Last week we helped my parents celebrate 70 years of marriage. Wow. 70 years.
It wasn’t like all the other times we celebrated. This year it was different.
Last October, my mother fell and broke her hip. She ended up in a rehab center in West Des Moines, Iowa. A few weeks later, my dad was moved to USA healthcare Center in Urbandale, Iowa. He has Alzheimer’s. She suffers from a form of dementia.
The red tap slowing the process of putting them in the same facility was unbelievable. Although there was an empty bed in dad’s room that his center was holding for mom, nothing was happening to expedite the process. Finally, after several months of effort, my brothers contacted the local newspaper and told them the story. Staff writer, Tom Alex, wrote a report that touched the hearts of so many Iowans that state Senator Charles Grassley stepped up. Within the space of about 30 minutes, the “red tape” was unraveled and my parents were given the go ahead to be in the same care center.
Even a local TV news story was videoed and run on the 10pm news.
The news article and TV coverage alerted people who had known my parents for many years and they came to visit. The family had a party with cake and ice cream and lots of noise in one of the social rooms at the care center. As they sat side-by-side in their wheel chairs, mom held dad’s hand and sang “Let Me Call You Sweetheart.” I know we wore them out because dad fell asleep while she sang it. Maybe he thought it was a lullaby.
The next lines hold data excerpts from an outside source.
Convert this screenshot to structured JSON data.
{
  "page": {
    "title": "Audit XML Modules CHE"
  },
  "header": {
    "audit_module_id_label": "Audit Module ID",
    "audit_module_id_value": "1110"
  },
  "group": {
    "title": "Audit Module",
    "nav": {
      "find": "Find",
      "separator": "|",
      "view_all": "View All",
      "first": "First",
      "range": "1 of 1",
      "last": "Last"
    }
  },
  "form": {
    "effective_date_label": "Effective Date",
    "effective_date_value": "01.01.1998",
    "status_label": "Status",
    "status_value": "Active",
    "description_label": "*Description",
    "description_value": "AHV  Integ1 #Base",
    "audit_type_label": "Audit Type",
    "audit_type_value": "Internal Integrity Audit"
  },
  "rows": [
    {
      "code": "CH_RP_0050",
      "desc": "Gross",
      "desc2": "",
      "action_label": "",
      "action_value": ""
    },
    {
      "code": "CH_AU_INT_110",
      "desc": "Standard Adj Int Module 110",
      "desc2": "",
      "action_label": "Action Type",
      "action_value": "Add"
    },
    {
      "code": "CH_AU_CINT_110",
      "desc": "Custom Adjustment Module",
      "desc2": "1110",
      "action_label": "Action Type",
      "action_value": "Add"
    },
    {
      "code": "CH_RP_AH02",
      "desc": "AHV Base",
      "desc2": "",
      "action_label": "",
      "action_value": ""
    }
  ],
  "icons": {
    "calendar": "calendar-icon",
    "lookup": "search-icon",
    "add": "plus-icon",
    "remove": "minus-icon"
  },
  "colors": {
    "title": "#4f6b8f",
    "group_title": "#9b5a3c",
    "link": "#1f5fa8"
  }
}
Next day a fancy restaurant where one of the grandchildren works as a chef gave them a free meal. Then supper was free at Ryan’s. Ryan’s knows them from their many years of eating there on Sunday after church. So the “specials” signboard gave them a greeting, “Happy 70th Anniversary Vera Mae and Harry Bougher” (to which dad said, “that’s nice.”) and then in the party room there was a dozen red roses (mom really liked that) and the baker brought in a yummy valentine-shaped cake he had made and decorated for them. The manager and the baker had us take photos of them with the folks.
Someone pulled out a video camera as we shared some warm and some crazy events of the past while we fed ourselves. Twenty-five members of the family were there that night. If you know the Boughers, you know we were not quiet.
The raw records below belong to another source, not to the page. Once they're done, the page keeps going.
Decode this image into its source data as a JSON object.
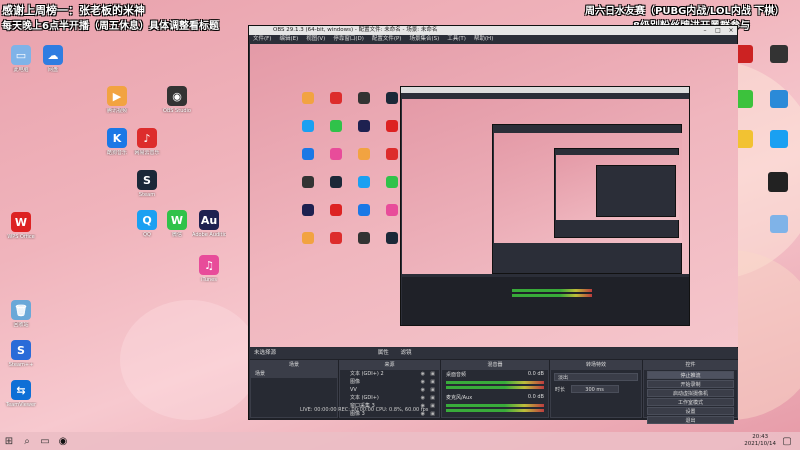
{
  "overlay": {
    "top_left_line1": "感谢上周榜一：张老板的米神",
    "top_left_line2": "每天晚上6点半开播（周五休息）具体调整看标题",
    "top_right_line1": "周六日水友赛（PUBG内战/LOL内战 下棋）",
    "top_right_line2": "8级别粉丝牌进开黑群参与"
  },
  "obs": {
    "title": "OBS 29.1.3 (64-bit, windows) - 配置文件: 未命名 - 场景: 未命名",
    "menu": [
      "文件(F)",
      "编辑(E)",
      "视图(V)",
      "停靠窗口(D)",
      "配置文件(P)",
      "场景集合(S)",
      "工具(T)",
      "帮助(H)"
    ],
    "no_source": "未选择源",
    "props_label": "属性",
    "filters_label": "滤镜",
    "docks": {
      "scenes": {
        "title": "场景",
        "items": [
          "场景"
        ]
      },
      "sources": {
        "title": "来源",
        "items": [
          "文本 (GDI+) 2",
          "图像",
          "VV",
          "文本 (GDI+)",
          "窗口采集 3",
          "图像 3"
        ]
      },
      "mixer": {
        "title": "混音器",
        "channels": [
          "桌面音频",
          "麦克风/Aux"
        ],
        "levels": [
          "0.0 dB",
          "0.0 dB"
        ]
      },
      "transitions": {
        "title": "转场特效",
        "type": "淡出",
        "duration_label": "时长",
        "duration": "300 ms"
      },
      "controls": {
        "title": "控件",
        "buttons": [
          "停止推流",
          "开始录制",
          "启动虚拟摄像机",
          "工作室模式",
          "设置",
          "退出"
        ]
      }
    },
    "status": "LIVE: 00:00:00   REC: 00:00:00   CPU: 0.8%, 60.00 fps"
  },
  "desktop_icons": [
    {
      "label": "此电脑",
      "color": "#7fb3e8",
      "glyph": "▭"
    },
    {
      "label": "网盘",
      "color": "#2f7de1",
      "glyph": "☁"
    },
    {
      "label": "腾讯视频",
      "color": "#f2a341",
      "glyph": "▶"
    },
    {
      "label": "网易云音乐",
      "color": "#dd2c2c",
      "glyph": "♪"
    },
    {
      "label": "OBS Studio",
      "color": "#333",
      "glyph": "◉"
    },
    {
      "label": "Steam",
      "color": "#1b2838",
      "glyph": "S"
    },
    {
      "label": "QQ",
      "color": "#1aa0f2",
      "glyph": "Q"
    },
    {
      "label": "微信",
      "color": "#30c24a",
      "glyph": "W"
    },
    {
      "label": "Adobe Audition",
      "color": "#1e2150",
      "glyph": "Au"
    },
    {
      "label": "WPS Office",
      "color": "#d22",
      "glyph": "W"
    },
    {
      "label": "酷狗音乐",
      "color": "#1b78e6",
      "glyph": "K"
    },
    {
      "label": "iTunes",
      "color": "#e84c9a",
      "glyph": "♫"
    },
    {
      "label": "回收站",
      "color": "#6aa8d8",
      "glyph": "🗑"
    },
    {
      "label": "Steam++",
      "color": "#2a6bd8",
      "glyph": "S"
    },
    {
      "label": "TeamViewer",
      "color": "#0e6fd6",
      "glyph": "⇆"
    }
  ],
  "taskbar": {
    "time": "20:43",
    "date": "2021/10/14"
  }
}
When we asked mom to sing again, “Let Me Call You Sweetheart” was at the top of the list. I went and knelt between them as she sang (kind of helping her remember the words) and asked if the two of them would sing one of their old duets that I grew up hearing them sing. Dad hasn’t sung for many years now as he really has little voice left. But as mom began, he joined in and although in a very soft voice, he didn’t miss a beat.
And to top it off, she sang the song that she was singing when dad first laid eyes on her and announced to his pal “I want a date with her. I think I’d like to marry her.” She was singing in a Kathryn Kuhlman meeting at the “Old Princess Theater” in downtown Des Moines, “Homesick for Heaven.”
This time he didn’t go to sleep as she sang. He just smiled at her.
They were worn out when the brothers took them home. Home to the care center where they can eat together and hold hands whenever they want.
Seventy years. He’s 90, she’s 87.
They have served God, raised us four kids, been blessed with 13 grands and 28 greats. They ministered in song in church, on street corners, at old folks homes, at weddings and funerals. They helped old people and blessed needy folks. I can’t tell you how many people they have led to the Lord. They have lived Godly lives.
They are true examples of servants of the King.
And I thank God for my awesome parents.